Они просидели так довольно долго. Спустя некоторое время девушке наконец удалось взять себя в руки. Она была бледна, в тёмных глазах появилось что-то совсем новое, непривычное.

— Спасибо, — тихо промолвила она, коснувшись его руки и поднявшись с постели. — Спасибо тебе… я… даже не знаю, что и думать…

Она замолчала, боясь, что слёзы снова подберутся к глазам.

— Давай я твой плащ заштопаю и рубаху, гляди, совсем изорванные, — добавила она, с трудом улыбнувшись. Не дожидаясь ответа, подхватила со стула его одёжу и направилась к двери.

— Спать не будешь?

— Да какой мне сон теперь, — вздохнула Ивенн и неслышно выскользнула из горницы.

Она вернулась к себе — её горница была прямо за стеною, забралась на постель, разложила перед собою длинный серый плащ и простую льняную рубаху. При тусклом свете свечи и серебристом отблеске месяца, почти совсем недавно рождённого, видно было хорошо. Девушка растянула серую ткань на коленях, вдела нитку в иголку (кончик языка на верхней губе) и принялась за шитьё.

Рукоделие она всегда любила с тех пор, как Уна напомнила ей о нём. Неторопливая, размеренная, кропотливая работа успокаивала, помогала собраться с мыслями, на время отвлечься от внешнего мира. Тонкая, длинная игла легко ходила в ткани, прорехи исчезали, швы становились совсем незаметными. Не худо было бы и постирать — вон как поиспачкался да истёрся в дороге…

Откуда-то из приоткрытого окна потянуло сквозняком. На дворе был уже почти вересень-месяц, и прохладный ветерок играл со ставней, пробирался под одёжу.

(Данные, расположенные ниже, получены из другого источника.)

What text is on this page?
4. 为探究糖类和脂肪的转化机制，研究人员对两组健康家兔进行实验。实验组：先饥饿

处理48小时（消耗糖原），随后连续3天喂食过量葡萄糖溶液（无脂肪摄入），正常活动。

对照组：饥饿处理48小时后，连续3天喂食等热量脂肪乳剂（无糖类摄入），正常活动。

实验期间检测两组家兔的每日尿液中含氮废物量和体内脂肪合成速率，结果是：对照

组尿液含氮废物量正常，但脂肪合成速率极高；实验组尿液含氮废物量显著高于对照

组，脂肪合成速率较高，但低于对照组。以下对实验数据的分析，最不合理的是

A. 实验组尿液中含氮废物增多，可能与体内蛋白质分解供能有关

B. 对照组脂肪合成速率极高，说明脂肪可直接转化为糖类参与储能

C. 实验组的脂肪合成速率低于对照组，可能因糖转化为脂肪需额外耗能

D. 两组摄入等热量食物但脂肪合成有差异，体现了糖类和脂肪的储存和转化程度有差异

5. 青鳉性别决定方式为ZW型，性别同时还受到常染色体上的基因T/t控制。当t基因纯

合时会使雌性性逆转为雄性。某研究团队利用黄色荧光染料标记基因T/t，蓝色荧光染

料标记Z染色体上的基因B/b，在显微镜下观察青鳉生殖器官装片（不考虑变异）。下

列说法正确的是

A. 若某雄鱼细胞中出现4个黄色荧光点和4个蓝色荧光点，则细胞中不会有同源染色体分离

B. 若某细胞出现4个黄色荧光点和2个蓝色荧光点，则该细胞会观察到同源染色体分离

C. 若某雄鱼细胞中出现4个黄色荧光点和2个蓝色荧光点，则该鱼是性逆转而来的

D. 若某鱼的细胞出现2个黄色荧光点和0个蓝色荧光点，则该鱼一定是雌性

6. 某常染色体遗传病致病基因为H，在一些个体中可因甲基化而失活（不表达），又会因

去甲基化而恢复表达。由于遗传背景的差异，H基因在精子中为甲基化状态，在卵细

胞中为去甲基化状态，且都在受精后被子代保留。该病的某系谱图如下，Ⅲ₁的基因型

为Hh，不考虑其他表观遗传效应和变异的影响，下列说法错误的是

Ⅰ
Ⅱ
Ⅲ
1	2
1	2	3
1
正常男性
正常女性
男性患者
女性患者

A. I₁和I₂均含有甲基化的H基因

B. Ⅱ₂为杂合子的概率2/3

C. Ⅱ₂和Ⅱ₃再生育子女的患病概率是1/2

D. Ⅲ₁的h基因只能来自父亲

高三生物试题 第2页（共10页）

Немного подумав, Ивенн набросила плащ Иттрика себе на плечи. Ему всё равно, а ей хоть немного, да теплее… Согрев замёрзшие пальцы, девушка принялась за рубаху. У многочисленных посетителей трактира, да и у самого Йоханна она видела алые, белые или чёрные — в зависимости от цвета самой одёжи — узоры-обереги, а здесь, ни на вороте, ни на запястьях подобных узоров не было. Рубаха была весьма грубого покроя, очень простая, свободная. Решив, что хозяин одёжи не будет серчать на неё, девушка поменяла нить с белой на алую и принялась за узор.

За окнами уже начало светлеть, когда Ивенн закончила, оборвала нить и отложила иглу. Ей никогда ранее не приходилось вышивать обереги для кого-то, однако пальцы словно сами вспоминали необходимые движения, игла была послушна рукам, узоры вышли такие, равно как она и хотела: ровные, вьющиеся по воротнику и запястьям, словно лоза. Иттрик говорил, что его покровитель — Сварог, и Ивенн вышила на рукавах знаки Сварога, переплетающиеся восьмиугольные фигуры. Немного полюбовавшись на свою работу, она вдруг неожиданно для себя самой поднесла ткань к лицу и вдохнула её запах. От неё пахло льном, дикой мятой и — совсем немного — дождём.

8. Чёрная лента

Во дворце Реджетто царило давно не виданное оживление, но не яркая, пёстрая предпразничная суета. Все, кто был хоть немного приближён к трону светлейшего, понимали, что произошло что-то непоправимое, что-то, что должно изменить доселе привычный уклад жизни. Асикрит [1] императорского двора Витторио Дени был на ногах с часа более раннего, чем поднялось солнце, однако добраться до светлейшего и выяснить причину его такого поведения он до сих пор не смог. Витторио Дени знал, что светлейший никому так не доверяет, как ему. За два десятка зим, в течение которых он служил при дворе, ему удалось войти в доверие императора и подняться в сравнительно короткий срок до титула асикрита, первого человека при тайном кабинете двора. Витторио пользовался положением вовсю и знал секреты, слабые и сильные места императора — если не все, то, по крайней мере, хотя бы некоторые.